The theater can't compete with the larger Tampa Bay Performing Arts Center for a decent Broadway series. Yet it continues to try, bringing in tired retreads for too many dates and too few patrons. The effort has been such a bust that Broadway Across America, a Broadway tour company, terminated its contract after only two seasons of a 10-year deal. Now the theater is promoting a "Broadway Plus!" series, offering a lineup that includes Kenny Rogers Christmas and Hits. Is this really Broadway?
Mahaffey's 2,030-seat theater is dark too many nights, and when something does fill the stage, too often people are not filling the seats. One of its Broadway series shows in 2007, the Ten Tenors, drew only 2,707 for eight shows. This kind of mishandling suggests that when the contract between the city and SMG is up for renewal in October 2010, the relationship should end unless there is a sudden reversal of fortunes.

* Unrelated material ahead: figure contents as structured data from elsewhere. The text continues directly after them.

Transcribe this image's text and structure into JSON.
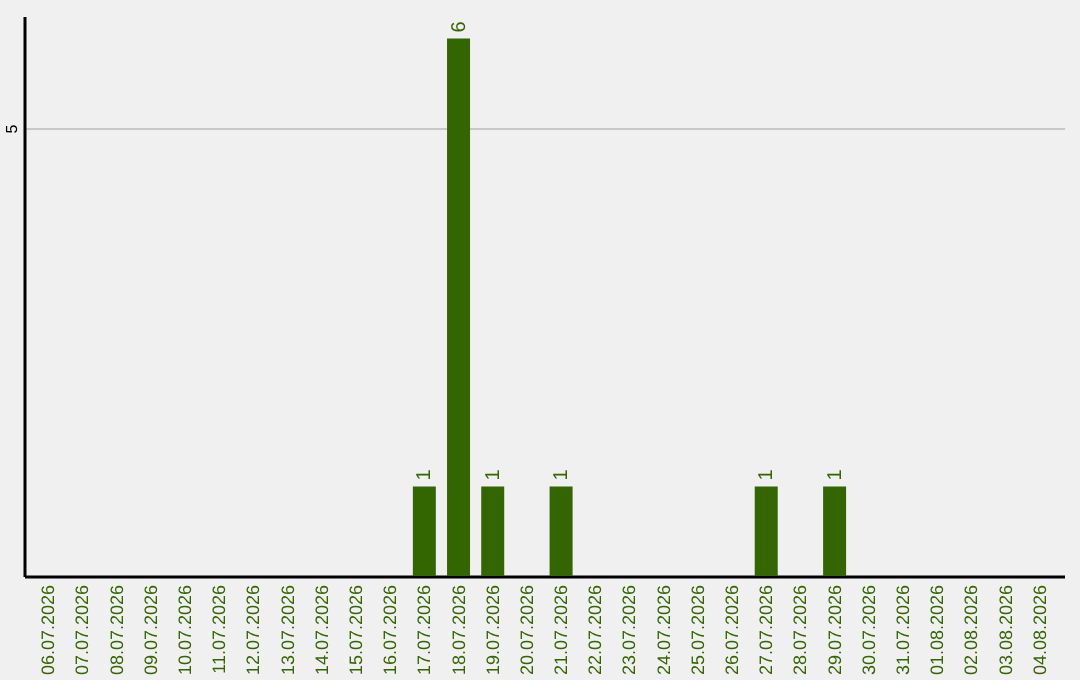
{
  "chart_data": {
    "type": "bar",
    "categories": [
      "06.07.2026",
      "07.07.2026",
      "08.07.2026",
      "09.07.2026",
      "10.07.2026",
      "11.07.2026",
      "12.07.2026",
      "13.07.2026",
      "14.07.2026",
      "15.07.2026",
      "16.07.2026",
      "17.07.2026",
      "18.07.2026",
      "19.07.2026",
      "20.07.2026",
      "21.07.2026",
      "22.07.2026",
      "23.07.2026",
      "24.07.2026",
      "25.07.2026",
      "26.07.2026",
      "27.07.2026",
      "28.07.2026",
      "29.07.2026",
      "30.07.2026",
      "31.07.2026",
      "01.08.2026",
      "02.08.2026",
      "03.08.2026",
      "04.08.2026"
    ],
    "values": [
      0,
      0,
      0,
      0,
      0,
      0,
      0,
      0,
      0,
      0,
      0,
      1,
      6,
      1,
      0,
      1,
      0,
      0,
      0,
      0,
      0,
      1,
      0,
      1,
      0,
      0,
      0,
      0,
      0,
      0
    ],
    "value_labels": [
      null,
      null,
      null,
      null,
      null,
      null,
      null,
      null,
      null,
      null,
      null,
      "1",
      "6",
      "1",
      null,
      "1",
      null,
      null,
      null,
      null,
      null,
      "1",
      null,
      "1",
      null,
      null,
      null,
      null,
      null,
      null
    ],
    "color": "#336600",
    "ylim": [
      0,
      6.25
    ],
    "yticks": [
      5
    ],
    "grid": "y"
  }
}
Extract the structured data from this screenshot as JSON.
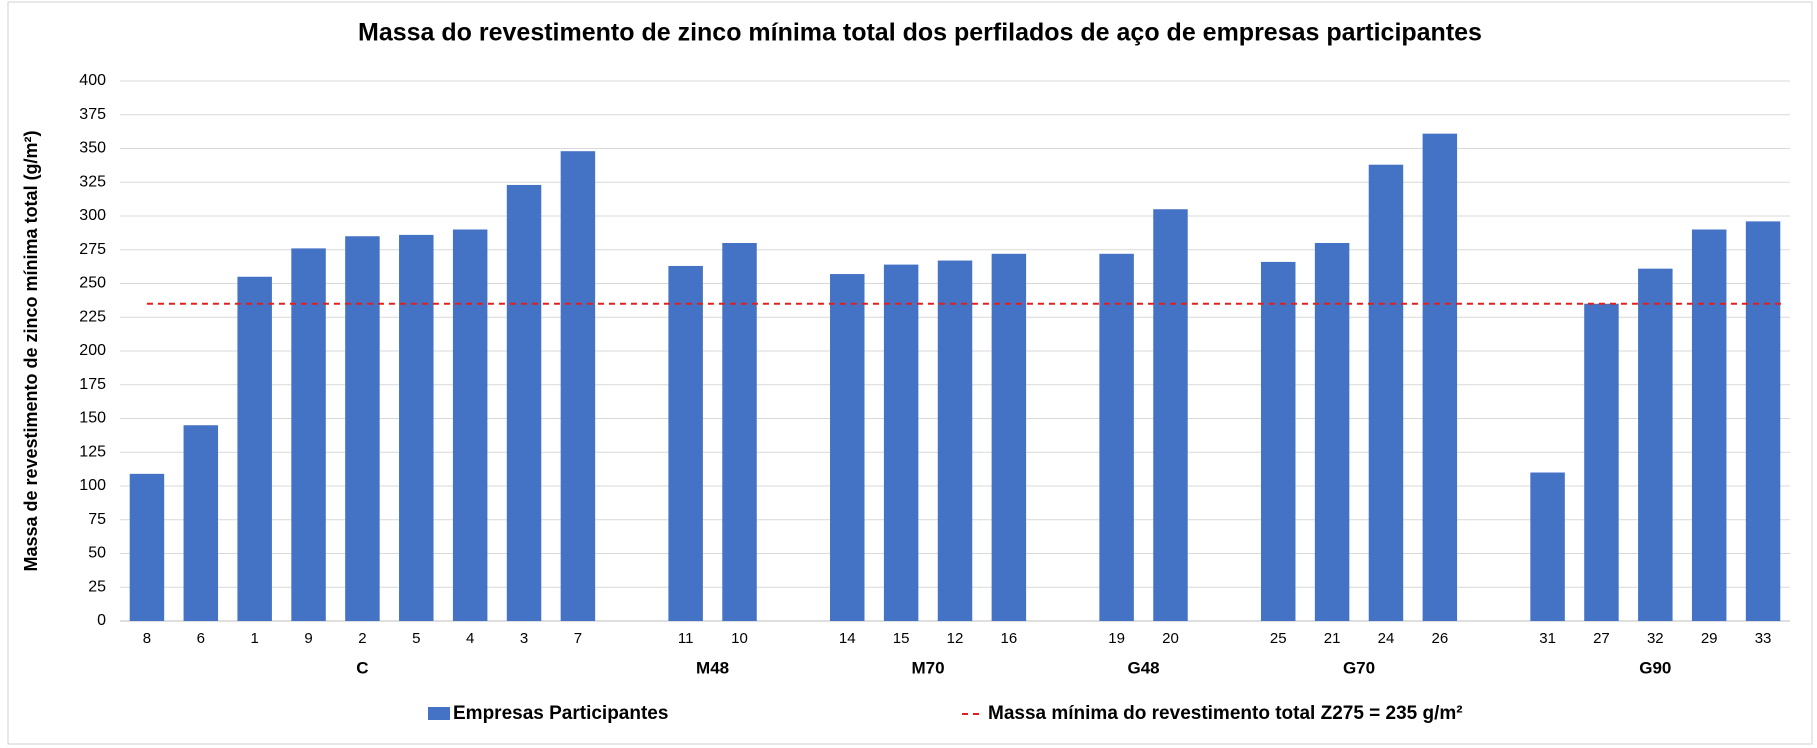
{
  "chart_data": {
    "type": "bar",
    "title": "Massa do revestimento de zinco mínima total dos perfilados de aço de empresas participantes",
    "y_label": "Massa de revestimento de zinco mínima total (g/m²)",
    "categories": [
      "8",
      "6",
      "1",
      "9",
      "2",
      "5",
      "4",
      "3",
      "7",
      null,
      "11",
      "10",
      null,
      "14",
      "15",
      "12",
      "16",
      null,
      "19",
      "20",
      null,
      "25",
      "21",
      "24",
      "26",
      null,
      "31",
      "27",
      "32",
      "29",
      "33"
    ],
    "groups": [
      "C",
      "M48",
      "M70",
      "G48",
      "G70",
      "G90"
    ],
    "series": [
      {
        "name": "Empresas Participantes",
        "color": "#4472c4",
        "values": [
          109,
          145,
          255,
          276,
          285,
          286,
          290,
          323,
          348,
          null,
          263,
          280,
          null,
          257,
          264,
          267,
          272,
          null,
          272,
          305,
          null,
          266,
          280,
          338,
          361,
          null,
          110,
          235,
          261,
          290,
          296
        ]
      }
    ],
    "reference_line": {
      "name": "Massa mínima do revestimento total Z275 = 235 g/m²",
      "value": 235,
      "color": "#e0201f"
    },
    "ylim": [
      0,
      400
    ],
    "yticks": [
      0,
      25,
      50,
      75,
      100,
      125,
      150,
      175,
      200,
      225,
      250,
      275,
      300,
      325,
      350,
      375,
      400
    ],
    "grid": true,
    "legend": "bottom"
  }
}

The Mahaffey needs a unique identity that connects with theatergoers in the Tampa Bay region. Someone needs to take the helm who knows the community and the performing arts, and who has the instincts to create an identifiable niche. It can't come soon enough.
St. Petersburg enjoys the awakening of an energetic and eclectic performing arts district that draws patrons from a broad area. If only the Mahaffey were a bigger part of it.